Ох, ну почему он, Харузин, такой невезучий?.. И Эльвэнильдо вновь принялся размышлять о собственных грехах, опасаясь окончательно впасть в отчаяние.
Телега наконец тронулась. Лежащие в ней дернулись, точно неживые. Кто-то тихо застонал, Эльвэнильдо понял — Глебов. Ему досталось больше всех. Наверное, пытался отбиваться — и получил по голове. Обычное явление.
— Господин Глебов! — позвал Эльвэнильдо.
Но ему никто не ответил. Телега выехала со двора, потащилась по улицам. Путешествие казалось бесконечным. Харузин даже успокоился. Едут себе люди и едут.
Руки уже онемели. Харузин догадывался, что кисти распухли. Ну, работнички, — связали так, что едва не искалечили. Как теперь на гитаре играть такими сосисками?
Эльфу было плохо. Запястья начали гореть. Телега подскакивала на камнях, но Харузину было мягко, поскольку он лежал на своих товарищах по несчастью. Прочие стонали и бормотали.
Наконец телега остановилась. Над Эльвэнильдо возник чей-то огромный черный силуэт.
— Вылазь, — сказал силуэт.
Харузин кое-как вывалился из телеги на мостовую, с трудом поднялся на четвереньки, потом встал.
— Развяжите, — сипло попросил он. — Не убегу.
Ему не ответили. Остальных пленников тоже вытаскивали и ставили на ноги. Глебова выволокли последним. Он шатался, еще не полностью придя в себя. Его лицо наполовину было залито кровью. Едва очнувшись, он начал озираться. Эльвэнильдо понял — ищет жену и детей.
Сын Глебова нашелся сразу — он тоже был в этой телеге. Жену и дочь привели чуть позже, обеих — связанных. Белея платками, они все время вертелись, осматривались по сторонам. Слезы текли по их лицам, призрачно поблескивая в лунном свете и багровом сиянии фонарей. Больше никто не плакал.
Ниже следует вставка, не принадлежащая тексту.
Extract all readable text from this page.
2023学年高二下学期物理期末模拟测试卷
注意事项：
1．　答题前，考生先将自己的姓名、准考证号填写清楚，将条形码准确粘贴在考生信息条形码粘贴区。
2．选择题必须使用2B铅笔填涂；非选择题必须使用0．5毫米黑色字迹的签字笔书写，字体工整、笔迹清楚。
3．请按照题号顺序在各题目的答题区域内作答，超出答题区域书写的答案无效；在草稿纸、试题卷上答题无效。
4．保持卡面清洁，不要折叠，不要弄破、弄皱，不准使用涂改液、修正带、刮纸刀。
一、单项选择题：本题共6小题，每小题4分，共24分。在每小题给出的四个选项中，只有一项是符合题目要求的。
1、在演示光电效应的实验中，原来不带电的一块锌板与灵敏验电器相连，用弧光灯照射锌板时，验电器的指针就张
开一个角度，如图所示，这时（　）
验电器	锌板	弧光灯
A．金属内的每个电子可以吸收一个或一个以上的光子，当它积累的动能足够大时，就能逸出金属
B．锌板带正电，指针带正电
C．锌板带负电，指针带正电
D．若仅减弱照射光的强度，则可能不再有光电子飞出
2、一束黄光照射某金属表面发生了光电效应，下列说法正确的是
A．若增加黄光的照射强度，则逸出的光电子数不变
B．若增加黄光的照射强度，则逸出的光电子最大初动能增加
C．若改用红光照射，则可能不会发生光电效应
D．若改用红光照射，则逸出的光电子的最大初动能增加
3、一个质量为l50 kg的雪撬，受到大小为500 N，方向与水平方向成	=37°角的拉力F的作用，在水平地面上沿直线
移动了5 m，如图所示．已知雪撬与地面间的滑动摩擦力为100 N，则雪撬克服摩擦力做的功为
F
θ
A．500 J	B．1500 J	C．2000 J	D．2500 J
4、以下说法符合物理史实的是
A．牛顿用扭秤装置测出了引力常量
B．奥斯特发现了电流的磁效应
Ожидание длилось недолго: слуг, как скотину, загнали в подвал и там заложили засов. Эльвэнильдо повалился на гнилую солому и, стараясь не обращать внимания на жуткий запах, попробовал заснуть. И в конце концов ему это удалось.
За что их арестовали — он так и не узнал.
* * *Известие о том, что Елизар Глебов схвачен по обвинению в изготовлении фальшивых денег, разнеслось по Новгороду со скоростью пожара, раздуваемого ураганным ветром.
— Не может быть! — воскликнул Флор.
— Теперь понятно, что подслушал Неделька на том пиру и из-за чего его убили, — сказал Лаврентий.
Гвэрлум побелела, как полотно. Ее темные глаза казались нарисованными на бледном лице.
— Всех? — переспросила она. — Схватили и заперли под замок всех? Значит, и Эльвэнильдо — тоже? Боже!